Looking further afield at Hong Kong, where private dining has become entrenched as a beloved part of the local food scene, Lee says it’s likely Singapore will go the same way. Shen Tan suggests the success of private dining is also due to Singaporeans becoming more adventurous in their palates. “There is a real demand from both diners and private dining hosts to taste and showcase a more unique dining experience.”
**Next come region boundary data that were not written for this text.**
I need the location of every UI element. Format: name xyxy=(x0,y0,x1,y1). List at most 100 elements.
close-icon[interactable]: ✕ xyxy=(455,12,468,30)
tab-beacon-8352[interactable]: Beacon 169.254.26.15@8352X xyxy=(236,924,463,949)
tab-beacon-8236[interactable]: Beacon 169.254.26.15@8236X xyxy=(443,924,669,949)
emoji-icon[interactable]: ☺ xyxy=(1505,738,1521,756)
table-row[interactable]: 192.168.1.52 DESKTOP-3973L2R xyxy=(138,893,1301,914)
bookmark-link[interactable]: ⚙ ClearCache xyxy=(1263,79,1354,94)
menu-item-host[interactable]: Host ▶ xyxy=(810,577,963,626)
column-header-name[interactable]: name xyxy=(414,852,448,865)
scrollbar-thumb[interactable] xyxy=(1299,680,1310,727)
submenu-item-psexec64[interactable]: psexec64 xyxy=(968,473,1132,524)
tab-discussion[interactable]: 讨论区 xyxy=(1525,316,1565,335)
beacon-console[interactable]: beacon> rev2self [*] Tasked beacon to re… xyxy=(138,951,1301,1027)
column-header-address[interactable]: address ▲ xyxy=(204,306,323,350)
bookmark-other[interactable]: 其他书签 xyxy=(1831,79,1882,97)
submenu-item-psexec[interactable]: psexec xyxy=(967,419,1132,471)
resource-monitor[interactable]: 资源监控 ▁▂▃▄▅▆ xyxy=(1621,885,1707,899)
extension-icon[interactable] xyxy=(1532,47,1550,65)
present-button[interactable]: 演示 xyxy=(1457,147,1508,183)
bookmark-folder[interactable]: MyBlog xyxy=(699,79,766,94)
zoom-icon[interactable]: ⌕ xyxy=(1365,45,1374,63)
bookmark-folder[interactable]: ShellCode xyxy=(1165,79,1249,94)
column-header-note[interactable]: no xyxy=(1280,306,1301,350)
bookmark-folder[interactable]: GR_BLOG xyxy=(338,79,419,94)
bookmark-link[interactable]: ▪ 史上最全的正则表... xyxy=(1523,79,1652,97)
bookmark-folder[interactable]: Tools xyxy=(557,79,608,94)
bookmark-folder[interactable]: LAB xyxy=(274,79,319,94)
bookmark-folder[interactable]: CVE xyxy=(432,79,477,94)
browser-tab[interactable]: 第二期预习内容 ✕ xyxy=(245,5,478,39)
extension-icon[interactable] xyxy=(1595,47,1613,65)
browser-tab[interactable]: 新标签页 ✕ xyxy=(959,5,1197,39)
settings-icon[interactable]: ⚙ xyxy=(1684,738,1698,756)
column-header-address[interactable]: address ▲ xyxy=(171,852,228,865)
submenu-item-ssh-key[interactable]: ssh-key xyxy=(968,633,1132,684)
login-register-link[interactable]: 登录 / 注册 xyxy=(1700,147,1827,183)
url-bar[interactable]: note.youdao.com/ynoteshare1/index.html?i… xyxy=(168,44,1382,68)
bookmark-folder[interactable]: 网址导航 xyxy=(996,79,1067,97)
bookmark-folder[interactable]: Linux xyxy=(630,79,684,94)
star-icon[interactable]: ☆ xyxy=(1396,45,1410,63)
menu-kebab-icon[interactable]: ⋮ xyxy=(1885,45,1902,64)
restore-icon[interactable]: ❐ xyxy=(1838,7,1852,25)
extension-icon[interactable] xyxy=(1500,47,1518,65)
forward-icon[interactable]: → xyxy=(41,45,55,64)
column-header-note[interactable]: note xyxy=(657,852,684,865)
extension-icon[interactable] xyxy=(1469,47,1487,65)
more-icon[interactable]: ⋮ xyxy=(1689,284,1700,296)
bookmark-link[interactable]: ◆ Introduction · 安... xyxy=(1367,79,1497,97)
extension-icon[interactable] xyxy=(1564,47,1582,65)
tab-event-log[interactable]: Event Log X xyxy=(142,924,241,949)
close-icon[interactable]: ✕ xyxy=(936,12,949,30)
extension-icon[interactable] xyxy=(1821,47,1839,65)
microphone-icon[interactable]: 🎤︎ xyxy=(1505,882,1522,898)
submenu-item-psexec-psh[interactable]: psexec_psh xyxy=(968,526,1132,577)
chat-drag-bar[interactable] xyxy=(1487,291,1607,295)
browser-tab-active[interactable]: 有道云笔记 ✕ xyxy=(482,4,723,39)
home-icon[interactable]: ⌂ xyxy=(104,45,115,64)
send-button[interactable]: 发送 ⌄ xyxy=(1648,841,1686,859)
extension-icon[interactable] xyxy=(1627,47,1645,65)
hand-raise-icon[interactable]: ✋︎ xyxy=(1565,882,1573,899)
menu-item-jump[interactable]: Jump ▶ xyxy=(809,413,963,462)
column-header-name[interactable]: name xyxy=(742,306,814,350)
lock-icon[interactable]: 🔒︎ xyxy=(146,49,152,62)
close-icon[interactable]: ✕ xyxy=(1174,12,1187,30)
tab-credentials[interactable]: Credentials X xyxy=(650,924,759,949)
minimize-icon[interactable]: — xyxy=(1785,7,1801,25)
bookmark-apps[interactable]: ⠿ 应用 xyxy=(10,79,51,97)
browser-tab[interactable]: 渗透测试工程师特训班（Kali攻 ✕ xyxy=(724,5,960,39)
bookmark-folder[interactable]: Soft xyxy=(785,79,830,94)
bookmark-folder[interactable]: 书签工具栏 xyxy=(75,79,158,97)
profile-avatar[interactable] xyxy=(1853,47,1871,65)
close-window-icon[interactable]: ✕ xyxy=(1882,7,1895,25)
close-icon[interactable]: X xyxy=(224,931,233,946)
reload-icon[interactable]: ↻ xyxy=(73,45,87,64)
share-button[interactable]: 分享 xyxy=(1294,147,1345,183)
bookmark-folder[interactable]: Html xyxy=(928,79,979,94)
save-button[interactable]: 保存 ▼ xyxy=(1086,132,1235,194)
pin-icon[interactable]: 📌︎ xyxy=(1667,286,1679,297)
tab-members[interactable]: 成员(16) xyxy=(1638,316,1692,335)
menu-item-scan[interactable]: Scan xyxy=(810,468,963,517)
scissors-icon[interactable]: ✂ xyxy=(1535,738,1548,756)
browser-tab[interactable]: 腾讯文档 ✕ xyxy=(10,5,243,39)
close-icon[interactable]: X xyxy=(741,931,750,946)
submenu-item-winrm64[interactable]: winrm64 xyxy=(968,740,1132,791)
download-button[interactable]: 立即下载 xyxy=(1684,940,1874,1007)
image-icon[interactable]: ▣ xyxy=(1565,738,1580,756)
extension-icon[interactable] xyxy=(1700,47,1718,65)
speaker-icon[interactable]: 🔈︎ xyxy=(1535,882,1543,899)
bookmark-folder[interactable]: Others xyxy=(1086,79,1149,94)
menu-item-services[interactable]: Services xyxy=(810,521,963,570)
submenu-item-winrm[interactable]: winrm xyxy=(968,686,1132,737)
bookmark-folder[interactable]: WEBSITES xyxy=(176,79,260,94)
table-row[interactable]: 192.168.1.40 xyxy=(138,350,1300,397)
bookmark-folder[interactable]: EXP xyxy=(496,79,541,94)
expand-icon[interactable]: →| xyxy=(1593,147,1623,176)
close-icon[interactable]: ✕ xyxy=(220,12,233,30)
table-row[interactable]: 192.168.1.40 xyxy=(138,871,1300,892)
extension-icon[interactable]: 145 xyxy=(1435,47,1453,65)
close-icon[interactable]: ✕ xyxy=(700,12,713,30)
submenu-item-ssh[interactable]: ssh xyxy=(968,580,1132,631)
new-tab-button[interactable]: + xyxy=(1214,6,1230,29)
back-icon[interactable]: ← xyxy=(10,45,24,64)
Freelance travel and food writer Joyce Huang points out that private dining presents a deeply personal and local experience, especially for travellers. “For travellers, experiencing a meal in a local’s house not only provides the opportunity for fare one most probably won’t be able to get in restaurants, it also offers more up-close interaction with the host-chef’s personality and understanding of the local culture. That makes it pretty special in a place like Singapore with its heritage and diverse cultural influences.”
As for Gabriel Neo, a regular restaurant-goer who still makes it a point to check out private dining spots once a month, there’s just nothing quite like it in terms of sheer variety and unique appeal.
“I’ve had everything from eight courses of homely Peranakan food at a highly accessible price point of SGD $50 a head at Nonya Bong The Peranakan to a risotto with butter poached lobster from Brittany, complete with a gold leaf, by Atipico,” he says.
“I probably wouldn’t be able to enjoy such an intimate and bespoke dining experience at a restaurant as it could be difficult to replicate the volume, speed and cost at conventional eateries.”
And when it comes to eating in Singapore, you just have to trust a local’s word on that.